The call to preach was not the only thing I wrestled with God about in 1971, 72, and 73.
I was a very socially backward teenager. After I was filled with the Spirit I struggled with the New Testament references to remaining single in order to better serve the Lord. I eventually concluded I was not gifted to live the single life. As I entered college in 1971 I prayed about starting to date but I felt impressed I was not to date or seek a relationship in my freshman year.
Preparing to enter Lee in 1972 I sought God again about what I considered a real problem in my life. Once more I felt strongly impressed that I was to put my social life on hold. I did accept a Saddie Hawkins date request with a friend (I had made a commitment to myself to go with the first co-ed to ask me, or not go at all.) In the spring I asked another friend out for dessert because she seemed to be going through a difficult time. In neither case was I interested in pursuing a relationship.
As I entered my junior year I felt like God impressed me that I would discover my wife that year. So I entered the fall of 1973 looking for the person I would spend the rest of my life with. I had a strong conviction that dating was a major problem in American Christianity. Breakups left people with deep hurt and animosity that dishonored Christ. I had known too many young people who dated someone they knew they shouldn’t marry only to fall in love and get married, usually ending in divorce. Without having dated, I had a strong conviction to never date beyond the point I knew the person was someone I should not marry. My assumption was that one or two dates should typically suffice to determine if someone was spiritually compatible with me.
I met Cheryl on the first day of classes that fall. We hit it off very quickly and spent a lot of time “studying” together – we did study and get to know each other in the process. We went on a group ministry trip together over fall break and when we got back to campus I asked her out on our first date, a Nancy Harmon concert on November 1. For the next six months I struggled with God about His plans for our relationship. I fell in love but I wanted God to tell me she was the one I was supposed to marry. God was silent. He wouldn’t lead me in either direction. I tried to keep a check on my heart until God would speak, but He wouldn’t. I had no reason to end the relationship and no assurances I should go forward.
Other than my relationship with God, this was the most important decision of my life and God wasn’t helping. Why? In the spring I had to have an answer or go crazy. God made it clear I had to decide. In the process, I gained an insight, a relationship as monumental as marriage required a total commitment to one’s spouse. God did not design us to marry someone simply because He wanted us to; the very nature of the relationship required that the primary reason to marry someone was that we wanted to. God was not going to tell me who to marry; He would protect me from marrying the wrong person if I was committed to know and do His will. Free will and faith had to work together.

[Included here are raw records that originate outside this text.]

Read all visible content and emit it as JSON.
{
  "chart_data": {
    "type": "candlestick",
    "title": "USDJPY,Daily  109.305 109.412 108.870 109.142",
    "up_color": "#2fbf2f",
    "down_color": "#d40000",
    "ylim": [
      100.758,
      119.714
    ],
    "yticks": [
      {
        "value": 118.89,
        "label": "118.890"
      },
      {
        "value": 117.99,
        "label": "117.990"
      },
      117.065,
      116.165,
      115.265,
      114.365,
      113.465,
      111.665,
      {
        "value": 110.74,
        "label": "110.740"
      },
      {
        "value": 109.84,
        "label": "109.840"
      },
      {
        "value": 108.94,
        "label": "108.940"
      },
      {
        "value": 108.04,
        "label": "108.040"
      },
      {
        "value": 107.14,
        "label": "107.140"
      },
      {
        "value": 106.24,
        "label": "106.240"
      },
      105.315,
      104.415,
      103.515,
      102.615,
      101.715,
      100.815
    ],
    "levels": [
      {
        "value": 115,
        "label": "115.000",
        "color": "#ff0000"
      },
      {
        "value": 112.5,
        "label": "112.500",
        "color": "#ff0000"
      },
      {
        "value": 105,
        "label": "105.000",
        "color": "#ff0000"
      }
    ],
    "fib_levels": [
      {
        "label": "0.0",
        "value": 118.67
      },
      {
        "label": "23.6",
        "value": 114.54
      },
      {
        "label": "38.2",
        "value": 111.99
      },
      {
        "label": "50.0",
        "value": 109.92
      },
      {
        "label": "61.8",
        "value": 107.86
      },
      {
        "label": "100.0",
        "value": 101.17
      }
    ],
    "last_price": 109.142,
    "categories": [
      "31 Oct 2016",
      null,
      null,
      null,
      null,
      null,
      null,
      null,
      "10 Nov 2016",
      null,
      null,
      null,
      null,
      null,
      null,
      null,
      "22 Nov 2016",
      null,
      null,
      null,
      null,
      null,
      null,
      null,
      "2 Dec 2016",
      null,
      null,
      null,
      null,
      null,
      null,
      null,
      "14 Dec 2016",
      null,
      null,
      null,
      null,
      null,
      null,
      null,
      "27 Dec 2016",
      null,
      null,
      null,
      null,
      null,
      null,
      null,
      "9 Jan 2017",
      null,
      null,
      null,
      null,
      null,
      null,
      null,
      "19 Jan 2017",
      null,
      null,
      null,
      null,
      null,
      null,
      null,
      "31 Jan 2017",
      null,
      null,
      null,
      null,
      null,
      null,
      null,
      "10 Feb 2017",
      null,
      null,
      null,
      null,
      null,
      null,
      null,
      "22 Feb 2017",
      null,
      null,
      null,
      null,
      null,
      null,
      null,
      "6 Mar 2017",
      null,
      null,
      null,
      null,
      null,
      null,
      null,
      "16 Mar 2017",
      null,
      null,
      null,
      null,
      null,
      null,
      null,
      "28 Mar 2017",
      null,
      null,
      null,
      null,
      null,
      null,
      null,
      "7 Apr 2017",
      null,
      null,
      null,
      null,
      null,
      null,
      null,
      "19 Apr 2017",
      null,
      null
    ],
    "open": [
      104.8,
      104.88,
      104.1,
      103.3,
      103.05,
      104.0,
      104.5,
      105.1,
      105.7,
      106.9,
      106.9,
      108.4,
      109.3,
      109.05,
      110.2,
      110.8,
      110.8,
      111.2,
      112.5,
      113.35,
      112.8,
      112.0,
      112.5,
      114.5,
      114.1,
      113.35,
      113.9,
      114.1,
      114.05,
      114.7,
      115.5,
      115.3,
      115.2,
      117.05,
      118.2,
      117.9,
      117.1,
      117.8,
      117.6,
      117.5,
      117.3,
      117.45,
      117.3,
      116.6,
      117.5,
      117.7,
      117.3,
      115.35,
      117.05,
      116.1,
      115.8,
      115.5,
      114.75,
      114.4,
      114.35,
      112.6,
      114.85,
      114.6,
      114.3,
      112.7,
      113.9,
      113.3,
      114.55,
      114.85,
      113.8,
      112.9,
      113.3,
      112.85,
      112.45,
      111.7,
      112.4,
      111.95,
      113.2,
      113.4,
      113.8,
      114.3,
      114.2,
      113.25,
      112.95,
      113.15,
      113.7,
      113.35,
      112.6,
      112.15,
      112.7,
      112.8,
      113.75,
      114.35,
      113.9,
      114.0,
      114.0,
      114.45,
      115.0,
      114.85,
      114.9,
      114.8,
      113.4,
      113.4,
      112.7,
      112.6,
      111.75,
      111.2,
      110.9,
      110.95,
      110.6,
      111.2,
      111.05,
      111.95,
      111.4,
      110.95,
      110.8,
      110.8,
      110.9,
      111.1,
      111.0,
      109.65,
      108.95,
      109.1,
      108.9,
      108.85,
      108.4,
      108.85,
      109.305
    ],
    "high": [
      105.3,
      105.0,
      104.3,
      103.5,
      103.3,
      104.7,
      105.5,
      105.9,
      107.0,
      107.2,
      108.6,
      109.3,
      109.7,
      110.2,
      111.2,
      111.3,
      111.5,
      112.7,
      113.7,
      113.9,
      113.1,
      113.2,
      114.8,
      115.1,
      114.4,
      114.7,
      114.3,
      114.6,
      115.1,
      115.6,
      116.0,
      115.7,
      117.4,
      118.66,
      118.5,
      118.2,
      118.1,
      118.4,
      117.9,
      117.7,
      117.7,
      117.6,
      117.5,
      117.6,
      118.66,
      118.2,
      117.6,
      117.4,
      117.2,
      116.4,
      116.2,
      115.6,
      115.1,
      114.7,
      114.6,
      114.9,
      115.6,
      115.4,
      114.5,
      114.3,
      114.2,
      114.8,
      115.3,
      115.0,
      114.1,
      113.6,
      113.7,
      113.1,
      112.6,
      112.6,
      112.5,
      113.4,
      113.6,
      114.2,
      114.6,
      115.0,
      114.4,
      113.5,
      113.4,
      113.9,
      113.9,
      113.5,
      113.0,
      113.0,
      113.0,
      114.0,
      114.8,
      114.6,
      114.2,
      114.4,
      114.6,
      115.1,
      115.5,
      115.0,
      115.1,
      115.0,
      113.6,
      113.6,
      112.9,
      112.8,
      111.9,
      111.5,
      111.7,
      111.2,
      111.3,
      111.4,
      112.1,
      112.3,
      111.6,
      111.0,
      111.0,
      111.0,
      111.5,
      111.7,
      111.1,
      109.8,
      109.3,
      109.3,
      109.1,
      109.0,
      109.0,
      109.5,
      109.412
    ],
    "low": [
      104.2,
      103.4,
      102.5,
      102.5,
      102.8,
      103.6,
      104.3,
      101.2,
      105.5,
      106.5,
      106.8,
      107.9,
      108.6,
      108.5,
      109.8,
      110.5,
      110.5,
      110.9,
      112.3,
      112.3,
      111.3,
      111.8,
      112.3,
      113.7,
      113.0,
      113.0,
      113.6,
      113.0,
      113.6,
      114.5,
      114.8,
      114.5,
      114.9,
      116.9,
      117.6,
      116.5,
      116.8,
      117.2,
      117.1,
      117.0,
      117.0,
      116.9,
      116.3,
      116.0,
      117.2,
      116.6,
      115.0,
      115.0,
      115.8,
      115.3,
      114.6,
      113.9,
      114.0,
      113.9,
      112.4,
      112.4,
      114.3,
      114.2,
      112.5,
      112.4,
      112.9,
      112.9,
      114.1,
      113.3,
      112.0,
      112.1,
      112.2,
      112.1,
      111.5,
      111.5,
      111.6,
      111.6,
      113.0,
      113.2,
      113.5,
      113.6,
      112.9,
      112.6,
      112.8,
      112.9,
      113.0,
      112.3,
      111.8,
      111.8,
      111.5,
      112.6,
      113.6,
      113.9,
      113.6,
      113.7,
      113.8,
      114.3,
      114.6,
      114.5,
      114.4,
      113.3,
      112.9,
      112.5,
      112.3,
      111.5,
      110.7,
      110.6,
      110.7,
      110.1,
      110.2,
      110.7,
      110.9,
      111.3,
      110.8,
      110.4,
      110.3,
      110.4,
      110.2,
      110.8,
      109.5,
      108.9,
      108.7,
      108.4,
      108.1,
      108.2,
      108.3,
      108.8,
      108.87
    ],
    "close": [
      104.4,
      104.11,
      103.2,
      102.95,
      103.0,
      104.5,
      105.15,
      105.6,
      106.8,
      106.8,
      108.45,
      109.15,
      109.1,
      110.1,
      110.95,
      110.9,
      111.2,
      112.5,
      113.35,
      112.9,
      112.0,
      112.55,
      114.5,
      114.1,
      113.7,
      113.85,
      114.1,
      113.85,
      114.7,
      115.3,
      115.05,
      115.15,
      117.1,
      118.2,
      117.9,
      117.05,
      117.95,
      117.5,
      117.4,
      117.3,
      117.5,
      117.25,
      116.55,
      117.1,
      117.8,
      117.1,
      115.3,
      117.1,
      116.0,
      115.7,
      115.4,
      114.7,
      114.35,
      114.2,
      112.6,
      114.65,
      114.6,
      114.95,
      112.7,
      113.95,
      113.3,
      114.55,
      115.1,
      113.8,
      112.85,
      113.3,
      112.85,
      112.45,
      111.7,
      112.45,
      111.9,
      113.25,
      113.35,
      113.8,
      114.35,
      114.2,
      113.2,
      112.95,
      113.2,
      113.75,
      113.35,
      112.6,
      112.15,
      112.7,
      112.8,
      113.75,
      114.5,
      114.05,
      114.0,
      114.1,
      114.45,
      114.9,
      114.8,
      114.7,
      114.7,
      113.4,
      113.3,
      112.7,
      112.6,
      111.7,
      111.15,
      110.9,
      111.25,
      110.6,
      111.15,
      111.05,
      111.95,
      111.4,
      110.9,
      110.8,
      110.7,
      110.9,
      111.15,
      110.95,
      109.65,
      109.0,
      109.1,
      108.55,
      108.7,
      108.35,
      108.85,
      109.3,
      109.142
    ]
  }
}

In this I learned that freedom of choice is not just a gift to the individual; it is a gift to humanity. Its purpose is not individual happiness or self-actualization. Free will ensures the veracity of human relationships and constitutes the bases of true covenant. Love is a choice. Restoration of the image of God in humanity requires persons to mutually choose to be joined together as one. In this we find wholeness and fulfillment in life.
As I stood at the door waiting to walk into the sanctuary and marry Cheryl I prayed again, “Lord if it’s not your will for me to marry Cheryl show it to me or her now. I love her and I want to marry her but I want your will for both of us more.” We said “I do” a few minutes later and I have never questioned whether it was God’s will. Neither have I doubted that it was my will to marry her. God is a witness and participant in our marriage. He gave me the free will to choose and he required me exercise that gift. I’m thankful He did.
Cleveland, Tennessee
January 18, 2010
JDJ
2 comments:
I am thankful that you exercised your free will. I am also thankful that God brought you into my life. What an amazing journey it has been and I look forward to the years ahead.
Cheryl
And a NANCY HARMON concert is what did it! LOL
I have always loved Nancy's music and ministry, but I love you and Cheryl even more than that!